Walt Disney Pictures is one of those companies that knows when it's onto a good thing. When the Marvel movies hit big they swamped the market with two of them a year - soon, according to rumour, to become three. When Pixar's films became the most acclaimed animated films out there, they not only bought the company they styled their own feature films to emulate the Pixar storytelling style. When Tim Burton's Alice in Wonderland became a monster hit a few years ago it obviously hit a similar nerve, since Disney have a live-action Cinderella out early next year, a live-action Beauty and the Beast in development and before both of them a live-action Sleeping Beauty - or, in this case, Maleficent. It just came out on home video worldwide, so I took the opportunity to catch up with it.

This film is basically the live-action adaptation of Disney's iconic 1959 animated film Sleeping Beauty. They've re-jigged the plot considerably, adding an entirely new first act, and they've based it around the original film's villain - the evil fairy Maleficent. This was a good move, pretty much for two reasons: firstly, fairy tales are generally quite simplistic when it comes to characters and the easiest way to find one with a hint of depth is to zero in on the villain. Secondly, there's the design.

I know this is a review of Maleficent, but let's quickly talk Sleeping Beauty since I don't think you can properly discuss one without the other. Sleeping Beauty is, all things considered, a fairly hollow film. Its characters are for the most part bland, its score is weakly cribbed from Tchaikovsky, and the plot is alarmingly simple. Where it excels is in its visual aesthetic: quite simply, it's among the four of five most strikingly beautiful animated features Disney ever made. It took advantage of the then-new CinemaScope format like nobody's business, presenting enormous wide vistas in 2.40:1. It featured crisp colour and neat stylised design work. The very pinnacle of the film's aesthetic is Maleficent. She casts an immediately recognisable silhouette. She moves in a beautifully fluid fashion. She's far and away the most memorable part of the film, and that design is pretty much what Disney have used as the basis for their live-action Maleficent.

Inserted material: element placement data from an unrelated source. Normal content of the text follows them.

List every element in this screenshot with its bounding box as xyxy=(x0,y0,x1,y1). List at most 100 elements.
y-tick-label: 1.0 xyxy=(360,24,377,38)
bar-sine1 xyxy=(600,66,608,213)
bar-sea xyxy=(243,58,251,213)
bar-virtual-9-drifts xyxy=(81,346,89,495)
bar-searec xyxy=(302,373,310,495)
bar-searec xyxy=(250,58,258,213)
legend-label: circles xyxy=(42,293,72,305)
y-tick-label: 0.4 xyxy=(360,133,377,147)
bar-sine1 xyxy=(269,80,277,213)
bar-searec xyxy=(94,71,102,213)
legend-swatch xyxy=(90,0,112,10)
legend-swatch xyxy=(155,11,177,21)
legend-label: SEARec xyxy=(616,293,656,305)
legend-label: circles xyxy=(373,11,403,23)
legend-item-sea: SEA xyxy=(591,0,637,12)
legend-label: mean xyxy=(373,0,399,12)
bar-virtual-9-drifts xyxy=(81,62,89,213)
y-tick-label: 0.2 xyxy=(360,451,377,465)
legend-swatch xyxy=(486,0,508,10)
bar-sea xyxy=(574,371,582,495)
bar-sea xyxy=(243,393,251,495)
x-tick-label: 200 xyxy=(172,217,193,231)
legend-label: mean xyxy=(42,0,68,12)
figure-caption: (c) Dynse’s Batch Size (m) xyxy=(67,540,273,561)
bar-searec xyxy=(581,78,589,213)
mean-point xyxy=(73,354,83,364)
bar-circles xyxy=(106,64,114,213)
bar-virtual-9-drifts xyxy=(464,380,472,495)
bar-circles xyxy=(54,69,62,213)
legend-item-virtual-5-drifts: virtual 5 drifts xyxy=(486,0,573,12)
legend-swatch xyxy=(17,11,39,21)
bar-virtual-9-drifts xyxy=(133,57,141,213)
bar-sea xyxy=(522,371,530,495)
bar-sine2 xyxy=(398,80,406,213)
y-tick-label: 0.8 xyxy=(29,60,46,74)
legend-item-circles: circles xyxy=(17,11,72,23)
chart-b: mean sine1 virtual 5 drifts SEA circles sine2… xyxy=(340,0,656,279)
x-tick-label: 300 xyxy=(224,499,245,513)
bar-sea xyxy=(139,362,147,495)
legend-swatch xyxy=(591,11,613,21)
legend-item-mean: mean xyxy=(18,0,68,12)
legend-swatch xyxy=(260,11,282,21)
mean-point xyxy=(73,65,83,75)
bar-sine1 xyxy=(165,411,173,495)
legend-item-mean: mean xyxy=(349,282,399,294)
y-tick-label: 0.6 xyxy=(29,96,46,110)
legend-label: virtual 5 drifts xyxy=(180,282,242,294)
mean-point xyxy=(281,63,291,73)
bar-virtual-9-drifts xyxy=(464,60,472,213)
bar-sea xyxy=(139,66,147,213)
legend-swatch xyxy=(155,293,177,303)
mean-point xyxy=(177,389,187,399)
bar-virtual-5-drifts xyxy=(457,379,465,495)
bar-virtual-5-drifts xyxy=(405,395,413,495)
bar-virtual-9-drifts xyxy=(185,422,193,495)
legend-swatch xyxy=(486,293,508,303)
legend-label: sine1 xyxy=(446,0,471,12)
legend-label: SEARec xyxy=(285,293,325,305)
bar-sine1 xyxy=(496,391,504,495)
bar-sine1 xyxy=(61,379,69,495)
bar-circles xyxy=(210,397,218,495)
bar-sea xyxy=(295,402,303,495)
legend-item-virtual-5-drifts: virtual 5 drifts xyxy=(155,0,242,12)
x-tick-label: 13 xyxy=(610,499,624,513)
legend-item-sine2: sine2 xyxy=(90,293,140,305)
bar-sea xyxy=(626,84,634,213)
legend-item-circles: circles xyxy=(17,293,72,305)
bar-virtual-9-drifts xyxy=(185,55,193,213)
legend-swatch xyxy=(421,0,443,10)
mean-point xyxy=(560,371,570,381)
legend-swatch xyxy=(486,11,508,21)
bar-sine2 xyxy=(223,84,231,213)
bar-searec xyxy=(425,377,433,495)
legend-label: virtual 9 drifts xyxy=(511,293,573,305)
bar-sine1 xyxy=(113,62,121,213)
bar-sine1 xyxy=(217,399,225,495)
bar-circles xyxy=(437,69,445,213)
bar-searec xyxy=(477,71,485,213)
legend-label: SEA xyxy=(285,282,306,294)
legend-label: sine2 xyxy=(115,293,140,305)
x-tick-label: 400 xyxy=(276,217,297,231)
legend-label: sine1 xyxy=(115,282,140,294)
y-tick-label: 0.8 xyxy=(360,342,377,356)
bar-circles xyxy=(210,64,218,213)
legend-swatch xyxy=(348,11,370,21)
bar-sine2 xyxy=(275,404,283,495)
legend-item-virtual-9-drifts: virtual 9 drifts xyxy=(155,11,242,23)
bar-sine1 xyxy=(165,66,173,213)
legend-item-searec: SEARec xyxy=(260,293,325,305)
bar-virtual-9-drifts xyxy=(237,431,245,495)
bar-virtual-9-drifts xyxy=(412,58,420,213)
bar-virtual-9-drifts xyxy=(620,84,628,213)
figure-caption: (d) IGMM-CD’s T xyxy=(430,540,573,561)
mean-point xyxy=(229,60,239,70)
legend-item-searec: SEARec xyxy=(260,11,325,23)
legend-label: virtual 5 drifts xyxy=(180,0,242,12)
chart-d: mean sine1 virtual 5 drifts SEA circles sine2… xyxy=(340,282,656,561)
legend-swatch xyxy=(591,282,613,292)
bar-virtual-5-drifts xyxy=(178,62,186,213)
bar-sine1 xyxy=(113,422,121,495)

There is an enjoyable film in Maleficent: it's a neatly told, comparatively brief fantasy film with two female leads, solid performances and vivid computer-generated effects. At the same time, you can absolutely tell that its producer walked into a studio exec's office with a photograph of Angelina Jolie in one hand, a photo of the animated Maleficent in the other, slapped both on the desk, shouting "one hundred and fifty million dollars" and had a green light before they had left the room. This is, I think, the first time in history a studio has made a lavish remake of a costume.

And it's a fabulous costume. Angelina Jolie has never looked better. She inhabits the character brilliantly, showing depth and nuance where it arguably wasn't even required but improving the film every step of the way. The result is a five dollar rental that really does feel like a twenty dollar cinema outing. Jolie is just incredibly entertaining in the role, and makes the film worth watching regardless of its other merits - and to be honest those merits are all pretty solid. We could quibble over Sharlto Copley's dodgy Scottish accent, but it's hardly the worst Scottish accent I've sat through. The film deliberately transforms the original's three good fairies into vain and incompetent pests, which some purists may dislike. Personally, I found them rather funny.

This is a solid and enjoyable fantasy film that's centred on a genuinely brilliant performance. It's a subsidiary work, and never quite steps out from its predecessor's shadow, but at the same time it's a lot more enjoyable than your average Hollywood blockbuster. If you suspect you'll enjoy it, then you probably will - and it's always nice to see another female-led Hollywood blockbuster topping the box office around the world. Robert Stromberg, who made his directorial debut here, should be very proud.